Tribal Landscape System

What is the tribal landscape system?

The tribal landscape system (TLS) is a broad yet specific term we use to describe the soil, rock, and minerals that make up the lands we live within, the waters that criss-cross and richly inundate parts of the land, the winds and air that fill our lungs and blow through the trees, and the many beings inhabiting the lands, waters, and airways throughout the Keweenaw and the surrounding Ojibwa homelands. In particular, the tribal landscape system is the many multi-directional and constellation of relationships between the land, water, wind, and living systems at any given time and between time(s). The system also consists of a history that informs the present day and will continue to inform the future - the dynamic geologic processes and events reflecting Earth’s deep time, as well as diverse human ideas and values such as political borders, trade and economy, treaty law, and conceptions of property, ownership, natural resources, and more. 

Here, the tribal landscape system is the social and ecological system embedded within regional and global environments. The social system includes political and economic structures, the Keweenaw Bay Indian Community and its institutions, governance structures, histories, and knowledges, as well as kinship structures, Ojibwa practices, and culturally-important foods and foodways. The TLS ecological system components include the area landscape of climate, watersheds, fish, and life webs. The KBIC are also connected to the same social and ecological relationships that anyone living in the Keweenaw (or elsewhere) are a part of and yet they are, at the same time, distinct. 

In order to better understand and address the impacts and interactions that shape and are shaped by toxic contamination and climate-related changes in the region, it is imperative that we draw from diverse expertise, particularly knowledge systems that originate in the Ojibwa Keweenaw landscape, and are actively practiced as present day experiences by the KBIC. Such understandings can inform knowledge and practice of social-ecological systems research more broadly, contribute to equitable knowledge exchange among diverse groups, and lead to just responses that are relevant and appropriate to those who are burdened by contamination and climate-related change consequences. 

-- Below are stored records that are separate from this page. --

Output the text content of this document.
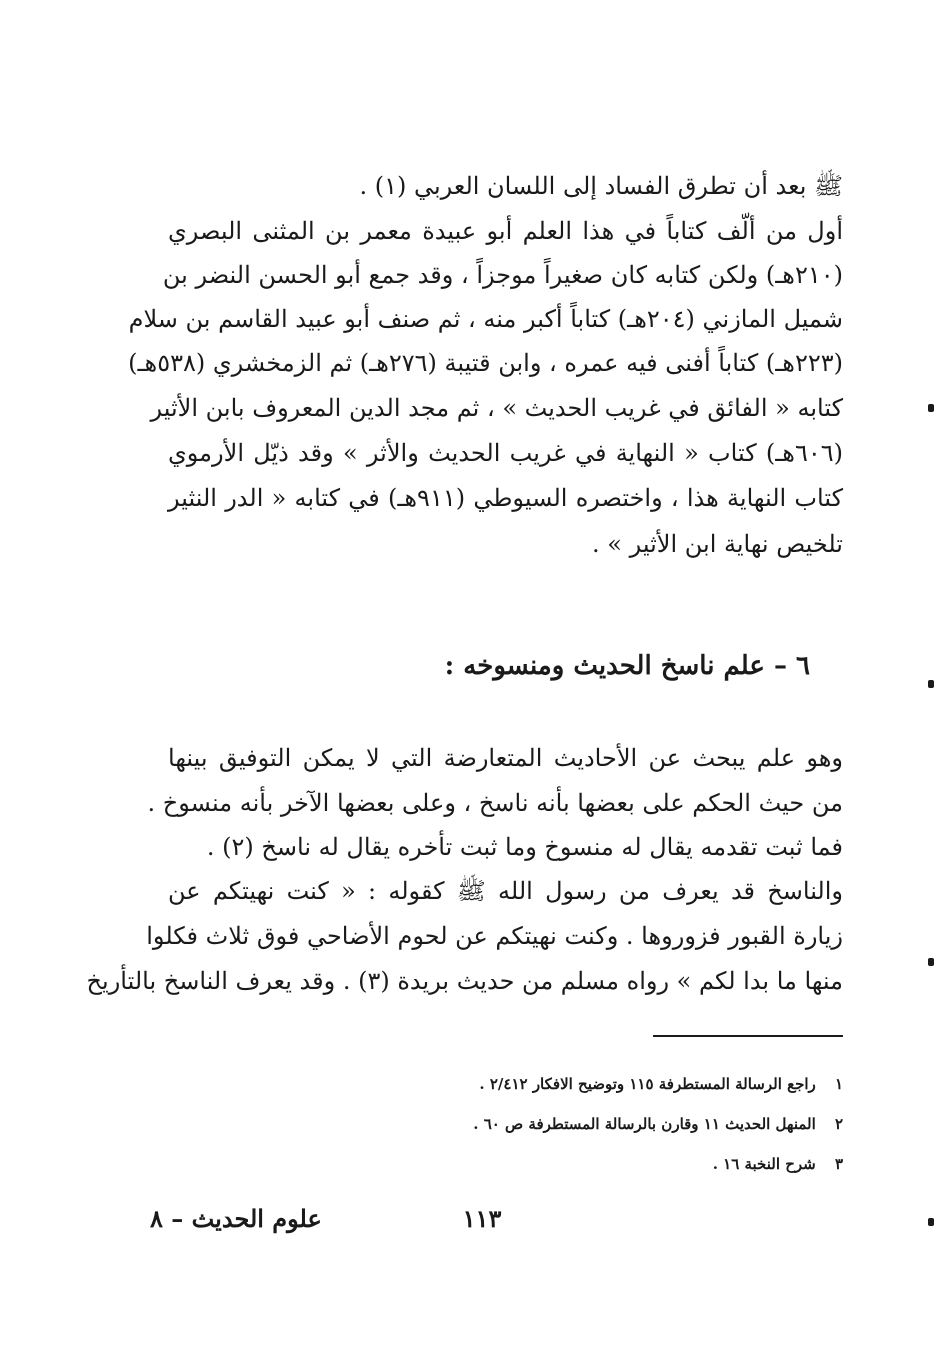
ﷺ بعد أن تطرق الفساد إلى اللسان العربي (١) .
أول من ألّف كتاباً في هذا العلم أبو عبيدة معمر بن المثنى البصري
(٢١٠هـ) ولكن كتابه كان صغيراً موجزاً ، وقد جمع أبو الحسن النضر بن
شميل المازني (٢٠٤هـ) كتاباً أكبر منه ، ثم صنف أبو عبيد القاسم بن سلام
(٢٢٣هـ) كتاباً أفنى فيه عمره ، وابن قتيبة (٢٧٦هـ) ثم الزمخشري (٥٣٨هـ)
كتابه « الفائق في غريب الحديث » ، ثم مجد الدين المعروف بابن الأثير
(٦٠٦هـ) كتاب « النهاية في غريب الحديث والأثر » وقد ذيّل الأرموي
كتاب النهاية هذا ، واختصره السيوطي (٩١١هـ) في كتابه « الدر النثير
تلخيص نهاية ابن الأثير » .
٦ – علم ناسخ الحديث ومنسوخه :
وهو علم يبحث عن الأحاديث المتعارضة التي لا يمكن التوفيق بينها
من حيث الحكم على بعضها بأنه ناسخ ، وعلى بعضها الآخر بأنه منسوخ .
فما ثبت تقدمه يقال له منسوخ وما ثبت تأخره يقال له ناسخ (٢) .
والناسخ قد يعرف من رسول الله ﷺ كقوله : « كنت نهيتكم عن
زيارة القبور فزوروها . وكنت نهيتكم عن لحوم الأضاحي فوق ثلاث فكلوا
منها ما بدا لكم » رواه مسلم من حديث بريدة (٣) . وقد يعرف الناسخ بالتأريخ
١ راجع الرسالة المستطرفة ١١٥ وتوضيح الافكار ٢/٤١٢ .
٢ المنهل الحديث ١١ وقارن بالرسالة المستطرفة ص ٦٠ .
٣ شرح النخبة ١٦ .
١١٣
علوم الحديث – ٨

Diagram described in caption.

Figure 1. The tribal landscape system (TLS) bridges the boundaries of ecological and social sciences by including Indigenous science expertise and knowledge, demonstrating the "two-eyed" seeing approach to research and new discoveries (black arrows, with the non-Indigenous team members and their thoughts to the rear). The goal is to elucidate TLS linkages that are relevant to both Western and Indigenous ways of knowing. Illustrated here, our working model of the tribal landscape system seeks to capture multidirectional dynamics and interactions of a social-ecological system that is perturbed by external forces of atmospheric contaminant deposition and climate-related changes. To understand how these influence and interact within the TLS, the project will characterize the ecological components of the TLS. The team will collect data to understand how differences in watershed characteristics and food webs result in lakes exhibiting different trophic magnification and contaminant mixtures (gray arrows). To characterize how external perturbations impact the human biophysical components, the team will collect data on fish harvesting and consumption (gray arrows), and other landscape practices (lower white arrows). Analyses of these data will be used to clarify how the human social components interact reciprocally with the biophysical system (upper white arrows), through resource management (e.g., location of harvest, the magnitude of harvest, and stocking) and other governance and outreach mechanisms. In turn, the team will evaluate how these actions affect both the extent of contaminant biomagnification and potential exposure (gray arrows), and the tribal knowledge of and kinship with the environment (upper white arrows). For example, the characterization of fish accounts for their role as part of the food web, in supporting tribal fisheries, and as a cultural keystone species. Changes in one component - e.g., contamination or degraded ecosystems - influences and affects the system as a whole.